China's government work report, summarizing the accomplishments of the past year and the plans for the next, announced a series of targets at the National People's Congress, China's top legislature. The major ones are growth between 4.5% and 5% with instructions to strive for better outcomes, re-orientation to high-quality growth from speed-first growth, 7% annual growth in research and development expenditure, among others.
Such ambition is surely commendable. But not if it's China. The Western press flaunted its schadenfreude with headlines like "China Signals New Era of Slower Economic Growth" (Wall Street Journal) or "China sets lowest GDP growth target for decades" (The Guardian). However, even a cursory look at the reality should wipe the malicious smiles off their front pages.
Let's start with the "low" growth target. Over recent years, the Western press has been celebrating India as "the fastest growing major economy." However, India's growth rates are not credible. India's former chief economic advisor Arvind Subramanian is the latest prominent economist to insist that India's widely-advertised growth rates of over 6% must be discounted by at least 2.5 percentage points, leaving it below China's, a more mature economy growing from a base nearly five times as large.
There is more. With growth falling around the world, not to mention the emergency of climate change, biodiversity loss and pollution, China's planners are ahead of the curve, re-orienting China from quantitative to qualitative growth.
The latter includes a better living environment, greater social security, better education, health care, transportation and social services, advancing culture and developing "new quality productive forces."
That last is critical to dealing with another canard about China and its growth, that 'China will grow old before it gets rich.' While, undoubtedly, China is aging, so are most countries, especially Western ones. However, unlike them, China has a far better apparatus for coping with the resulting challenges – an effective market and a capable government.
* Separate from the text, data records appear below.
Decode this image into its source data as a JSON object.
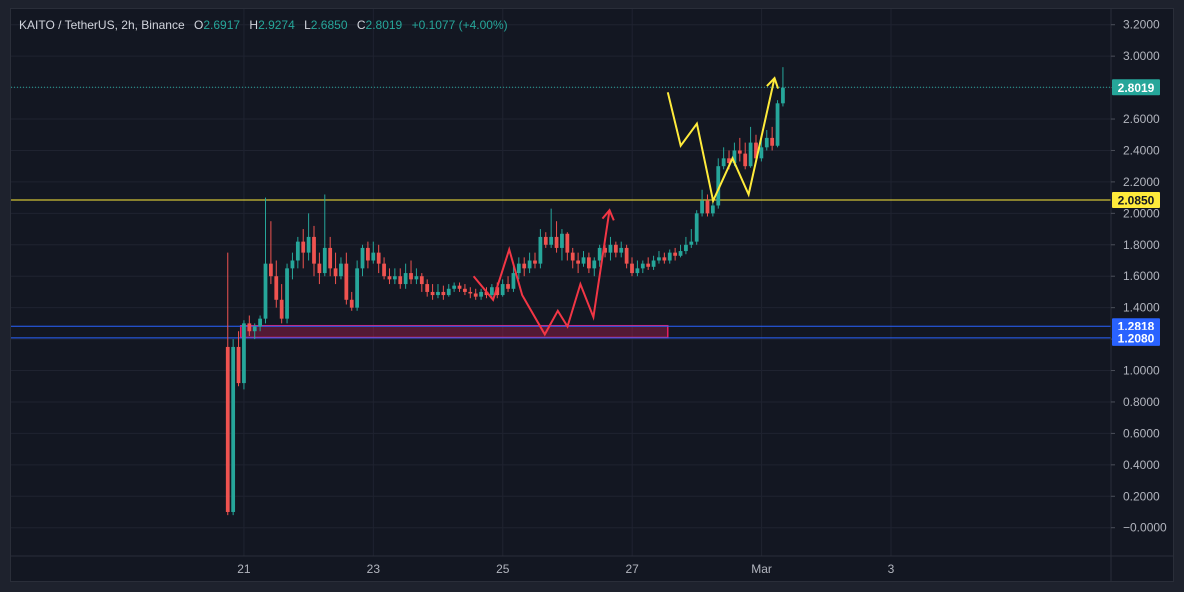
{
  "legend": {
    "symbol": "KAITO / TetherUS, 2h, Binance",
    "open_label": "O",
    "open": "2.6917",
    "high_label": "H",
    "high": "2.9274",
    "low_label": "L",
    "low": "2.6850",
    "close_label": "C",
    "close": "2.8019",
    "change": "+0.1077 (+4.00%)"
  },
  "colors": {
    "background": "#131722",
    "grid": "#1f2330",
    "up": "#26a69a",
    "down": "#ef5350",
    "axis_text": "#b2b5be",
    "support_line": "#ffeb3b",
    "zone_line": "#2962ff",
    "zone_box": "#e91e63",
    "red_path": "#f23645",
    "yellow_path": "#ffeb3b"
  },
  "chart_data": {
    "type": "candlestick",
    "y_ticks": [
      "3.2000",
      "3.0000",
      "2.8000",
      "2.6000",
      "2.4000",
      "2.2000",
      "2.0000",
      "1.8000",
      "1.6000",
      "1.4000",
      "1.2000",
      "1.0000",
      "0.8000",
      "0.6000",
      "0.4000",
      "0.2000",
      "−0.0000"
    ],
    "y_tick_values": [
      3.2,
      3.0,
      2.8,
      2.6,
      2.4,
      2.2,
      2.0,
      1.8,
      1.6,
      1.4,
      1.2,
      1.0,
      0.8,
      0.6,
      0.4,
      0.2,
      0.0
    ],
    "ylim": [
      -0.18,
      3.3
    ],
    "x_labels": [
      {
        "label": "21",
        "day": 21
      },
      {
        "label": "23",
        "day": 23
      },
      {
        "label": "25",
        "day": 25
      },
      {
        "label": "27",
        "day": 27
      },
      {
        "label": "Mar",
        "day": 29
      },
      {
        "label": "3",
        "day": 31
      }
    ],
    "xlim_days": [
      17.4,
      34.4
    ],
    "first_candle_day": 20.75,
    "candle_step_days": 0.0833,
    "candles": [
      [
        1.15,
        0.1,
        1.75,
        0.08
      ],
      [
        0.1,
        1.15,
        1.2,
        0.08
      ],
      [
        1.15,
        0.92,
        1.25,
        0.9
      ],
      [
        0.92,
        1.3,
        1.32,
        0.88
      ],
      [
        1.3,
        1.25,
        1.35,
        1.22
      ],
      [
        1.25,
        1.28,
        1.3,
        1.2
      ],
      [
        1.28,
        1.33,
        1.35,
        1.25
      ],
      [
        1.33,
        1.68,
        2.1,
        1.3
      ],
      [
        1.68,
        1.6,
        1.95,
        1.55
      ],
      [
        1.6,
        1.45,
        1.7,
        1.4
      ],
      [
        1.45,
        1.33,
        1.55,
        1.3
      ],
      [
        1.33,
        1.65,
        1.68,
        1.3
      ],
      [
        1.65,
        1.7,
        1.75,
        1.58
      ],
      [
        1.7,
        1.82,
        1.85,
        1.65
      ],
      [
        1.82,
        1.75,
        1.9,
        1.65
      ],
      [
        1.75,
        1.85,
        2.0,
        1.7
      ],
      [
        1.85,
        1.68,
        1.92,
        1.6
      ],
      [
        1.68,
        1.62,
        1.75,
        1.55
      ],
      [
        1.62,
        1.78,
        2.12,
        1.6
      ],
      [
        1.78,
        1.65,
        1.85,
        1.6
      ],
      [
        1.65,
        1.6,
        1.75,
        1.55
      ],
      [
        1.6,
        1.68,
        1.72,
        1.58
      ],
      [
        1.68,
        1.45,
        1.75,
        1.42
      ],
      [
        1.45,
        1.4,
        1.5,
        1.38
      ],
      [
        1.4,
        1.65,
        1.7,
        1.38
      ],
      [
        1.65,
        1.78,
        1.8,
        1.6
      ],
      [
        1.78,
        1.7,
        1.82,
        1.65
      ],
      [
        1.7,
        1.75,
        1.82,
        1.68
      ],
      [
        1.75,
        1.68,
        1.8,
        1.62
      ],
      [
        1.68,
        1.6,
        1.72,
        1.58
      ],
      [
        1.6,
        1.58,
        1.65,
        1.55
      ],
      [
        1.58,
        1.6,
        1.65,
        1.55
      ],
      [
        1.6,
        1.55,
        1.65,
        1.52
      ],
      [
        1.55,
        1.62,
        1.68,
        1.52
      ],
      [
        1.62,
        1.58,
        1.7,
        1.55
      ],
      [
        1.58,
        1.6,
        1.65,
        1.55
      ],
      [
        1.6,
        1.55,
        1.62,
        1.5
      ],
      [
        1.55,
        1.5,
        1.58,
        1.47
      ],
      [
        1.5,
        1.48,
        1.55,
        1.45
      ],
      [
        1.48,
        1.5,
        1.55,
        1.46
      ],
      [
        1.5,
        1.48,
        1.54,
        1.45
      ],
      [
        1.48,
        1.52,
        1.55,
        1.47
      ],
      [
        1.52,
        1.54,
        1.56,
        1.5
      ],
      [
        1.54,
        1.52,
        1.56,
        1.5
      ],
      [
        1.52,
        1.5,
        1.55,
        1.48
      ],
      [
        1.5,
        1.49,
        1.53,
        1.46
      ],
      [
        1.49,
        1.47,
        1.52,
        1.45
      ],
      [
        1.47,
        1.5,
        1.52,
        1.45
      ],
      [
        1.5,
        1.48,
        1.53,
        1.46
      ],
      [
        1.48,
        1.53,
        1.55,
        1.46
      ],
      [
        1.53,
        1.48,
        1.56,
        1.46
      ],
      [
        1.48,
        1.55,
        1.58,
        1.47
      ],
      [
        1.55,
        1.52,
        1.6,
        1.5
      ],
      [
        1.52,
        1.62,
        1.68,
        1.5
      ],
      [
        1.62,
        1.68,
        1.72,
        1.58
      ],
      [
        1.68,
        1.65,
        1.72,
        1.6
      ],
      [
        1.65,
        1.7,
        1.75,
        1.62
      ],
      [
        1.7,
        1.68,
        1.75,
        1.65
      ],
      [
        1.68,
        1.85,
        1.9,
        1.65
      ],
      [
        1.85,
        1.8,
        1.88,
        1.78
      ],
      [
        1.8,
        1.85,
        2.03,
        1.78
      ],
      [
        1.85,
        1.78,
        1.95,
        1.75
      ],
      [
        1.78,
        1.87,
        1.9,
        1.7
      ],
      [
        1.87,
        1.75,
        1.88,
        1.7
      ],
      [
        1.75,
        1.7,
        1.78,
        1.65
      ],
      [
        1.7,
        1.68,
        1.75,
        1.62
      ],
      [
        1.68,
        1.72,
        1.76,
        1.66
      ],
      [
        1.72,
        1.65,
        1.75,
        1.62
      ],
      [
        1.65,
        1.7,
        1.72,
        1.6
      ],
      [
        1.7,
        1.78,
        1.8,
        1.66
      ],
      [
        1.78,
        1.75,
        1.8,
        1.72
      ],
      [
        1.75,
        1.8,
        1.85,
        1.7
      ],
      [
        1.8,
        1.75,
        1.82,
        1.72
      ],
      [
        1.75,
        1.78,
        1.82,
        1.72
      ],
      [
        1.78,
        1.68,
        1.8,
        1.65
      ],
      [
        1.68,
        1.62,
        1.72,
        1.6
      ],
      [
        1.62,
        1.65,
        1.7,
        1.6
      ],
      [
        1.65,
        1.68,
        1.7,
        1.62
      ],
      [
        1.68,
        1.66,
        1.72,
        1.64
      ],
      [
        1.66,
        1.7,
        1.73,
        1.64
      ],
      [
        1.7,
        1.72,
        1.76,
        1.68
      ],
      [
        1.72,
        1.7,
        1.75,
        1.68
      ],
      [
        1.7,
        1.75,
        1.77,
        1.68
      ],
      [
        1.75,
        1.73,
        1.78,
        1.7
      ],
      [
        1.73,
        1.76,
        1.8,
        1.72
      ],
      [
        1.76,
        1.8,
        1.85,
        1.74
      ],
      [
        1.8,
        1.82,
        1.9,
        1.78
      ],
      [
        1.82,
        2.0,
        2.02,
        1.8
      ],
      [
        2.0,
        2.08,
        2.15,
        1.98
      ],
      [
        2.08,
        2.0,
        2.12,
        1.98
      ],
      [
        2.0,
        2.05,
        2.1,
        1.98
      ],
      [
        2.05,
        2.3,
        2.35,
        2.03
      ],
      [
        2.3,
        2.35,
        2.42,
        2.28
      ],
      [
        2.35,
        2.32,
        2.4,
        2.28
      ],
      [
        2.32,
        2.4,
        2.45,
        2.3
      ],
      [
        2.4,
        2.38,
        2.48,
        2.33
      ],
      [
        2.38,
        2.3,
        2.45,
        2.28
      ],
      [
        2.3,
        2.45,
        2.55,
        2.29
      ],
      [
        2.45,
        2.35,
        2.5,
        2.32
      ],
      [
        2.35,
        2.42,
        2.48,
        2.33
      ],
      [
        2.42,
        2.48,
        2.53,
        2.4
      ],
      [
        2.48,
        2.43,
        2.55,
        2.4
      ],
      [
        2.43,
        2.7,
        2.72,
        2.42
      ],
      [
        2.7,
        2.8,
        2.93,
        2.68
      ]
    ],
    "horizontal_lines": [
      {
        "label": "2.8019",
        "value": 2.8019,
        "kind": "last_price"
      },
      {
        "label": "2.0850",
        "value": 2.085,
        "kind": "support"
      },
      {
        "label": "1.2818",
        "value": 1.2818,
        "kind": "zone_top"
      },
      {
        "label": "1.2080",
        "value": 1.208,
        "kind": "zone_bottom"
      }
    ],
    "zone_box": {
      "day_start": 20.95,
      "day_end": 27.55,
      "top": 1.285,
      "bottom": 1.21
    },
    "red_path": [
      [
        24.55,
        1.6
      ],
      [
        24.85,
        1.45
      ],
      [
        25.1,
        1.77
      ],
      [
        25.3,
        1.48
      ],
      [
        25.65,
        1.23
      ],
      [
        25.85,
        1.38
      ],
      [
        26.0,
        1.28
      ],
      [
        26.2,
        1.55
      ],
      [
        26.4,
        1.34
      ],
      [
        26.65,
        2.02
      ]
    ],
    "yellow_path": [
      [
        27.55,
        2.77
      ],
      [
        27.75,
        2.43
      ],
      [
        28.0,
        2.57
      ],
      [
        28.25,
        2.08
      ],
      [
        28.55,
        2.35
      ],
      [
        28.8,
        2.12
      ],
      [
        29.2,
        2.86
      ]
    ]
  }
}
There are two ways of growing: by improving the productivity of existing workers or by adding new workers. The former requires investment and innovation. China's planners recognize this. Their high investment levels have generated the breathtaking growth of the past many decades. They will continue to remain high.
A senior resident interacts with "Xia Lan," a humanoid robot, at Shenzhen Nursing Home in Shenzhen, south China's Guangdong Province, March 3, 2025. /Xinhua
At the same time, China attaches great importance to developing new quality productive forces, including green technology, information technology and artificial intelligence, pharma, space, nano and other technologies. The results have been spectacular, whether in the form of putting China in the forefront of leading research, university expansion, patent issuance, or various technological breakthroughs, such as DeepSeek's achievements.
According to the Australian Strategic Policy Institute's Critical Technology Tracker, China is in the forefront of 57 of 64 critical technologies it has been tracking since 2003, up from just three.
Meanwhile, the West is the mirror opposite. Its innovation and investment rates have bumped along the bottom and as a result of the economic decline that has resulted from this woeful investment and innovation performance, it cannot even pursue growth by adding workers: the immigration necessary for that has been made difficult for most Western societies by their very economic predicament. It has generated a toxic politics of scapegoating the very immigrants on which Western growth now depends.
Provided China is successful in the qualitative reorientation of its growth pattern, it can blaze the trail for a new conception of the good life for a world that has reached the end of the line of Western lifestyle of excessive consumption based on the exploitation of workers and subordinated countries and the depletion of culture and nature.
If anything can succeed, it is China's planning apparatus. It has proved its resilience and adaptability for ever newer challenges over the past 75 years and counting.